Por favor, Senhor, faça com que ele esteja vestido.

Serena fez essa rápida oração enquanto entrava no pré­dio, acenava para Ralph e esperava pelo elevador.

Saíra-se tão bem nas últimas 24 horas. Passara a tarde e a noite ao lado de Mamoru sem pular em cima dele. Claro, na maior parte do tempo estivera fazendo alguma coisa. Examinara os documentos na escrivaninha de Luna e no gabinete de leitura.

E os documentos da tia-avó não eram exatamente uma distração. Para alguém que parecia levar uma vida tão interessante quanto ela, os bens pessoais eram co­muns. Sem cartas excitantes, diários, nem mesmo um computador.

Serena não encontrou nada além de contas. E, enquan­to Mamoru salientava que talvez as contas telefônicas pu­dessem levá-los até Eric, ela também lembrava que ambos teriam que ligar para cada número listado a fim de descobrir algo. Nada mais parecia ter alguma remo­ta conexão com o sr. Chiba. E nada lhe deu pistas sobre o porquê da tia-avó ter lhe deixado tudo.

Em relação ao lado pessoal, Serena agira certo. Apenas fitara Mamoru durante o jantar. Até tentara dormir mesmo sabendo que aquele corpo másculo estava no quarto ao lado. E, naquela manhã, ele tomara banho.
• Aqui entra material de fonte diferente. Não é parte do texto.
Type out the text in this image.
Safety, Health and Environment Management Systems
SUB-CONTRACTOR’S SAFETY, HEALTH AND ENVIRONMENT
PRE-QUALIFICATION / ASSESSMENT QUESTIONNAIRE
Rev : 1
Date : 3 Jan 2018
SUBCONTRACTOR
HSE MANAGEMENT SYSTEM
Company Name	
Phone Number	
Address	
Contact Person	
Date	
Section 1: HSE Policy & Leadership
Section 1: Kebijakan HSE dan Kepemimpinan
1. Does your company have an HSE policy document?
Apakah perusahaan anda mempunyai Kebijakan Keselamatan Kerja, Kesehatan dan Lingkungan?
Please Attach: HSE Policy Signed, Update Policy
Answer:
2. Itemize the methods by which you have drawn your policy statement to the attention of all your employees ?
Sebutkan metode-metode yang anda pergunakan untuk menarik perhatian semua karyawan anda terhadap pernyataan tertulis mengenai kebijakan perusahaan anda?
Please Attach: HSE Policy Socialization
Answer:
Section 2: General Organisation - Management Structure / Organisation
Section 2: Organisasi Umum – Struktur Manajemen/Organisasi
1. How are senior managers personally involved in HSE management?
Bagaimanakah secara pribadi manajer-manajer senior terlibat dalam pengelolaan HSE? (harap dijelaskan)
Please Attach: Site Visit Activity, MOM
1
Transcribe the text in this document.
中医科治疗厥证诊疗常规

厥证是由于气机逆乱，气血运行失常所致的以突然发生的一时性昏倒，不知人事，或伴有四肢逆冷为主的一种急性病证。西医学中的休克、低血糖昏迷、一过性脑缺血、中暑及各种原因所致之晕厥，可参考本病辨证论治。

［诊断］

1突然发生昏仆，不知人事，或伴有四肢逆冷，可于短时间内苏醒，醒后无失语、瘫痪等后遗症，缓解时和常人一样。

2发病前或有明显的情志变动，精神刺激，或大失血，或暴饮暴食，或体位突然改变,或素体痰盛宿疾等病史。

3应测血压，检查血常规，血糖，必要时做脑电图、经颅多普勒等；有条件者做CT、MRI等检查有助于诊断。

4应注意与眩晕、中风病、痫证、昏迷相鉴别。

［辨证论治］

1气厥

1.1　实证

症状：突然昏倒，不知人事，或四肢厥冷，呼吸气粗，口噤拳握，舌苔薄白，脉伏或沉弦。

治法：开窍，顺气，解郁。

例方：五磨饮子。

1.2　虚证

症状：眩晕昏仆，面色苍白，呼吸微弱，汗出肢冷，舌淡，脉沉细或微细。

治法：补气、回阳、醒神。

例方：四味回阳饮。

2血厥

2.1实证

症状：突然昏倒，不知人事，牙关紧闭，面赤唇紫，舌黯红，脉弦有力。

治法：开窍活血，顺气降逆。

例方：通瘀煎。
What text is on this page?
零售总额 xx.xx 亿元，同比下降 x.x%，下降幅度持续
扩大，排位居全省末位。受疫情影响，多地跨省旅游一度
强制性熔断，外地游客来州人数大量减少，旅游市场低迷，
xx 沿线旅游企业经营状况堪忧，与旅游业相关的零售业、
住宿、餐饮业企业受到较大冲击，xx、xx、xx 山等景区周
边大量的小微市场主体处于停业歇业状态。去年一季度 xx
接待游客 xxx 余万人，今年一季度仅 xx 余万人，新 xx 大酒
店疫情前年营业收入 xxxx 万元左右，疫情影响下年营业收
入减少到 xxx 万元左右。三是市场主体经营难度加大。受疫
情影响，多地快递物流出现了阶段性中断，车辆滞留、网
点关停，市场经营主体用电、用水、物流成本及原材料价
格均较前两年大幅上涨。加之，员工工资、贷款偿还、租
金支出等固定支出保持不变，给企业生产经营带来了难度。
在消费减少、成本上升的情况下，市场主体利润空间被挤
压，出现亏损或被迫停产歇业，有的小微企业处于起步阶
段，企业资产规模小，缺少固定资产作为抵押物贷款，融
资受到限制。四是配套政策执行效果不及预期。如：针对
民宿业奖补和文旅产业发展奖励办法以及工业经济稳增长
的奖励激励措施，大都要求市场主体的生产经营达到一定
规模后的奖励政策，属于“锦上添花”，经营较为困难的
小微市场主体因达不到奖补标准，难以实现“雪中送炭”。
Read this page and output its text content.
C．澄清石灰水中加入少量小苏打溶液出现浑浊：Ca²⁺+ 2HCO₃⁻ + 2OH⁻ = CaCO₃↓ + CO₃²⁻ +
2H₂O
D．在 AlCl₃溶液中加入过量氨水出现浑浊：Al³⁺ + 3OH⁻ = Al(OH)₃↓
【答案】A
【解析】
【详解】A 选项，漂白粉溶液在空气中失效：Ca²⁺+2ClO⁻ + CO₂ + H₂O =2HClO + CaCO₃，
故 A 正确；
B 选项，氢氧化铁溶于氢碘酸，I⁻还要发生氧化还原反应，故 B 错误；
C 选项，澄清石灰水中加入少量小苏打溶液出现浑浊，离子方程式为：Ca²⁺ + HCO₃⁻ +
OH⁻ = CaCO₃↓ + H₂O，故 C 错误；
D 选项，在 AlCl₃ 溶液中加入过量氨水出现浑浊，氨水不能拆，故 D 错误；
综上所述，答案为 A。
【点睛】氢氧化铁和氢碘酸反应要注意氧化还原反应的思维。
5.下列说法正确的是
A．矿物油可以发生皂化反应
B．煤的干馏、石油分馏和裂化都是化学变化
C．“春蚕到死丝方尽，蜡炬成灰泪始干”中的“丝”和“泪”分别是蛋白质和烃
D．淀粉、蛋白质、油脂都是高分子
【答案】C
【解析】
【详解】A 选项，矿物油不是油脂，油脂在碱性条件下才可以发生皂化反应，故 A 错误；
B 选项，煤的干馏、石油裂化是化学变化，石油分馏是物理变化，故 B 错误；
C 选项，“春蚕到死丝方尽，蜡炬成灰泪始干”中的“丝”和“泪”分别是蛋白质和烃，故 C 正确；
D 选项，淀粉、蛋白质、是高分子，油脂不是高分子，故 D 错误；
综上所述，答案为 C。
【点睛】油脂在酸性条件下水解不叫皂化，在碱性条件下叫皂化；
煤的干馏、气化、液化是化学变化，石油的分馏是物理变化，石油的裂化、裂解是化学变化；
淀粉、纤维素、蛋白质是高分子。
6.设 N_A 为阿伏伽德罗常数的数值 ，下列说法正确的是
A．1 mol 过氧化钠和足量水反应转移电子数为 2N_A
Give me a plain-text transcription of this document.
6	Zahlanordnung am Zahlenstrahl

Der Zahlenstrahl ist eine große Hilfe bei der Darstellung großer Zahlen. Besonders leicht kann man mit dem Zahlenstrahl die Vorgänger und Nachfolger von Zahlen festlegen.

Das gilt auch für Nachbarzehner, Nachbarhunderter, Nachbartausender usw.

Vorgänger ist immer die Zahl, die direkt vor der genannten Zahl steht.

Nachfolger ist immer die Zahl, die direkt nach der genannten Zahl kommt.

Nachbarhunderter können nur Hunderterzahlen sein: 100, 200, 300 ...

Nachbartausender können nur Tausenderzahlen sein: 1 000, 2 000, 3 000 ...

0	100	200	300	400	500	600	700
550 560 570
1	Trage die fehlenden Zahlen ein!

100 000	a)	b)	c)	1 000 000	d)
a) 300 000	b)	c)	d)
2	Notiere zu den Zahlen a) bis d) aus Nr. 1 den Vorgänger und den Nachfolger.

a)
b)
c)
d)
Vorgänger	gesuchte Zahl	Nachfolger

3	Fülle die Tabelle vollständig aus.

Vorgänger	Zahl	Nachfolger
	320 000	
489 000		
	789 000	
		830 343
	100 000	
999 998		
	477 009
As portas do elevador se abriram e Serena entrou. A lembrança de ver Mamoru saindo do banheiro, molhado, cheirando a sabonete e a creme de barbear, fizera com que ela se derretesse e quisesse gritar.

Claro que foi por isso que Serena saiu correndo do apartamento e passou o dia inteiro resolvendo assuntos ligados ao funeral, marcado para o dia seguinte. Assun­tos que poderiam ter sido resolvidos pelo pessoal da funerária. Entretanto, estava tão desesperada para ficar longe de Mamoru que se forçou, inclusive, a passar algumas horas à procura de um traje preto para comprar.

Não fez isso para ficar longe dele, uma voz interna lhe dizia. Fez isso para parecer decente no funeral.

- Cale a boca - Serena disse alto para si mesma. Com­prara as roupas para mostrar respeito pela tia-avó no funeral. Não para agradar Mamoru , nem a família, nem a si mesma.

O elevador abriu e Serena sacudiu a cabeça para disper­sar esses pensamentos. Então, seguiu corredor abaixo até o apartamento.

- Ei, estou em casa! - ela gritou ao abrir a porta. Mamoru podia ter saído. Combinaram com Ralph para deixá-lo entrar e sair do apartamento. Porém, se estivesse em casa, Serena queria se assegurar de que estava vestido.

- Aqui dentro - Mamoru respondeu, sentado em um sofá na sala, lendo o jornal. Serena largou as bolsas, sentou-se em uma poltrona e esticou os pés.

- Já encontrou seu pai?

- Não. Perguntei por aí, mas ninguém o viu ou ouviu falar dele. Se meu pai não aparecer no funeral da sua tia-avó amanhã, ficarei sem rumo.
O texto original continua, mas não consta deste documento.